71) The Fed raises the interest rate when it
A) fears recession.
B) wants to increase the quantity of money.
C) fears inflation.
D) wants to encourage bank lending.
E) cannot change the quantity of money.
72) When the Federal Reserve wants to slow inflation, it
A) lowers the federal funds rate.
B) raises the federal funds rate target.
C) cuts the federal funds rate target aggressively to almost zero.
D) increases aggregate income, output, and employment.
E) increases taxes on interest income.
73) If the Fed fears inflation, it ________ by ________ government securities.
A) increases aggregate demand; selling
B) increases aggregate supply; buying
C) decreases aggregate demand; selling
D) decreases aggregate supply; buying
E) decreases aggregate supply; selling
74) If the Fed fears inflation, then the Fed
A) directs banks to lower the nominal interest rate.
B) directs banks to raise the nominal interest rate.
C) will sell government securities in the open market.
D) will buy government securities in the open market.
E) will increase the income tax rate on interest income.
75) The Fed is concerned that inflation might occur. To help eliminate this possibility, the Fed could ________ government securities to ________ the federal funds rate in the short run.
A) buy; lower
B) buy; raise
C) sell; lower
D) sell; raise
E) sell; not change
76) When the Fed worries about inflation, it ________ the federal funds rate and, in the short run, ________ the real interest rate.
A) lowers; lowers
B) lowers; raises
C) raises; lowers
D) raises; raises
E) does not change; the Fed raises
77) When the Fed fears inflation, the Fed ________ government securities, so that the federal funds rate ________ and the quantity of money ________.

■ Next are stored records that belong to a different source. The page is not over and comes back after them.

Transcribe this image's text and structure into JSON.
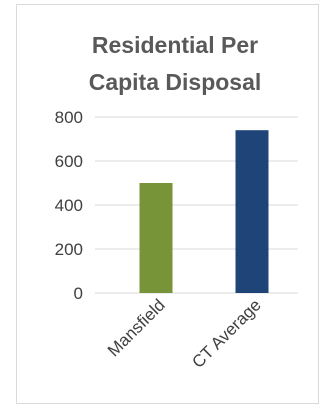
{
  "chart_data": {
    "type": "bar",
    "title_lines": [
      "Residential Per",
      "Capita Disposal"
    ],
    "categories": [
      "Mansfield",
      "CT Average"
    ],
    "values": [
      500,
      740
    ],
    "colors": [
      "#779538",
      "#1f4478"
    ],
    "ylim": [
      0,
      800
    ],
    "yticks": [
      0,
      200,
      400,
      600,
      800
    ],
    "tick_labels": [
      "0",
      "200",
      "400",
      "600",
      "800"
    ],
    "grid": true,
    "gridline_color": "#d9d9d9",
    "legend": "none",
    "xlabel": "",
    "ylabel": ""
  }
}
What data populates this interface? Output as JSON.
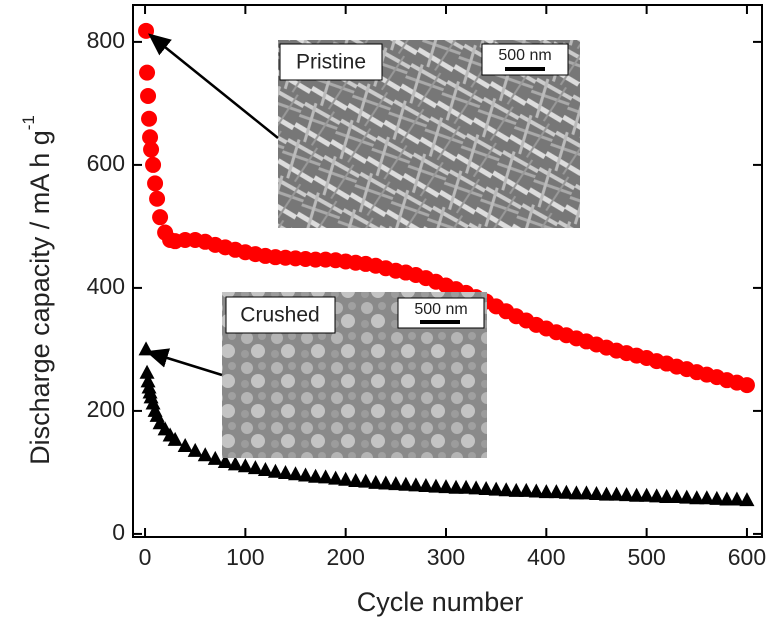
{
  "chart_data": {
    "type": "scatter",
    "x_label": "Cycle number",
    "y_label": "Discharge capacity / mA h g",
    "y_label_superscript": "-1",
    "annotations": [
      "Pristine",
      "500 nm",
      "Crushed",
      "500 nm"
    ],
    "x": [
      1,
      2,
      3,
      4,
      5,
      6,
      8,
      10,
      12,
      15,
      20,
      25,
      30,
      40,
      50,
      60,
      70,
      80,
      90,
      100,
      110,
      120,
      130,
      140,
      150,
      160,
      170,
      180,
      190,
      200,
      210,
      220,
      230,
      240,
      250,
      260,
      270,
      280,
      290,
      300,
      310,
      320,
      330,
      340,
      350,
      360,
      370,
      380,
      390,
      400,
      410,
      420,
      430,
      440,
      450,
      460,
      470,
      480,
      490,
      500,
      510,
      520,
      530,
      540,
      550,
      560,
      570,
      580,
      590,
      600
    ],
    "series": [
      {
        "name": "Pristine",
        "color": "#ff0000",
        "marker": "circle",
        "values": [
          818,
          750,
          712,
          675,
          645,
          625,
          600,
          570,
          545,
          515,
          490,
          478,
          476,
          478,
          478,
          475,
          470,
          466,
          462,
          458,
          455,
          452,
          450,
          449,
          448,
          447,
          446,
          446,
          445,
          443,
          441,
          439,
          436,
          432,
          428,
          425,
          421,
          416,
          410,
          404,
          398,
          392,
          385,
          378,
          370,
          362,
          354,
          347,
          340,
          334,
          328,
          323,
          318,
          313,
          308,
          303,
          298,
          294,
          290,
          286,
          281,
          277,
          272,
          268,
          263,
          259,
          255,
          250,
          246,
          242
        ]
      },
      {
        "name": "Crushed",
        "color": "#000000",
        "marker": "triangle",
        "values": [
          300,
          262,
          248,
          238,
          230,
          222,
          212,
          200,
          192,
          180,
          170,
          160,
          153,
          143,
          135,
          128,
          122,
          117,
          113,
          110,
          107,
          104,
          101,
          99,
          97,
          95,
          93,
          92,
          90,
          88,
          86,
          85,
          83,
          82,
          81,
          80,
          79,
          78,
          77,
          76,
          75,
          75,
          74,
          73,
          72,
          71,
          70,
          70,
          69,
          68,
          68,
          67,
          66,
          66,
          65,
          64,
          64,
          63,
          62,
          62,
          61,
          60,
          60,
          59,
          58,
          58,
          57,
          56,
          56,
          55
        ]
      }
    ],
    "xlim": [
      -12,
      615
    ],
    "ylim": [
      -5,
      860
    ],
    "xticks": [
      0,
      100,
      200,
      300,
      400,
      500,
      600
    ],
    "yticks": [
      0,
      200,
      400,
      600,
      800
    ]
  }
}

A) sells; falls; decreases
B) sells; rises; decreases
C) sells; falls; increases
D) buys; falls; increases
E) buys; rises; decreases
78) When the Fed raises the federal funds rate, eventually there is
A) an upward movement along the investment demand curve and along the aggregate demand curve.
B) an upward movement along the investment demand curve and the aggregate demand curve shifts leftward.
C) an upward movement along the investment demand curve and the aggregate demand curve shifts rightward.
D) a leftward shift of the investment demand curve and the aggregate demand curve shifts leftward.
E) a leftward shift of both the aggregate demand curve and the aggregate supply curve.
79) If the AS and the AD curve intersect at a level of real GDP that exceeds potential GDP, then the appropriate monetary policy is one that ________ the federal funds rate and ________ aggregate demand.
A) raises; increases
B) raises; decreases
C) lowers; increases
D) lowers; decreases
E) raises; has no effect on
80) If real GDP exceeds potential GDP, to move the economy to potential GDP the Fed
A) raises the federal funds rate to increase potential GDP but not real GDP.
B) lowers the federal funds rate to decrease real GDP but not potential GDP.
C) raises the federal funds rate to decrease real GDP but not potential GDP.
D) lowers the federal funds rate to increase potential GDP but not real GDP.
E) raises the federal funds rate to decrease both real GDP and potential GDP.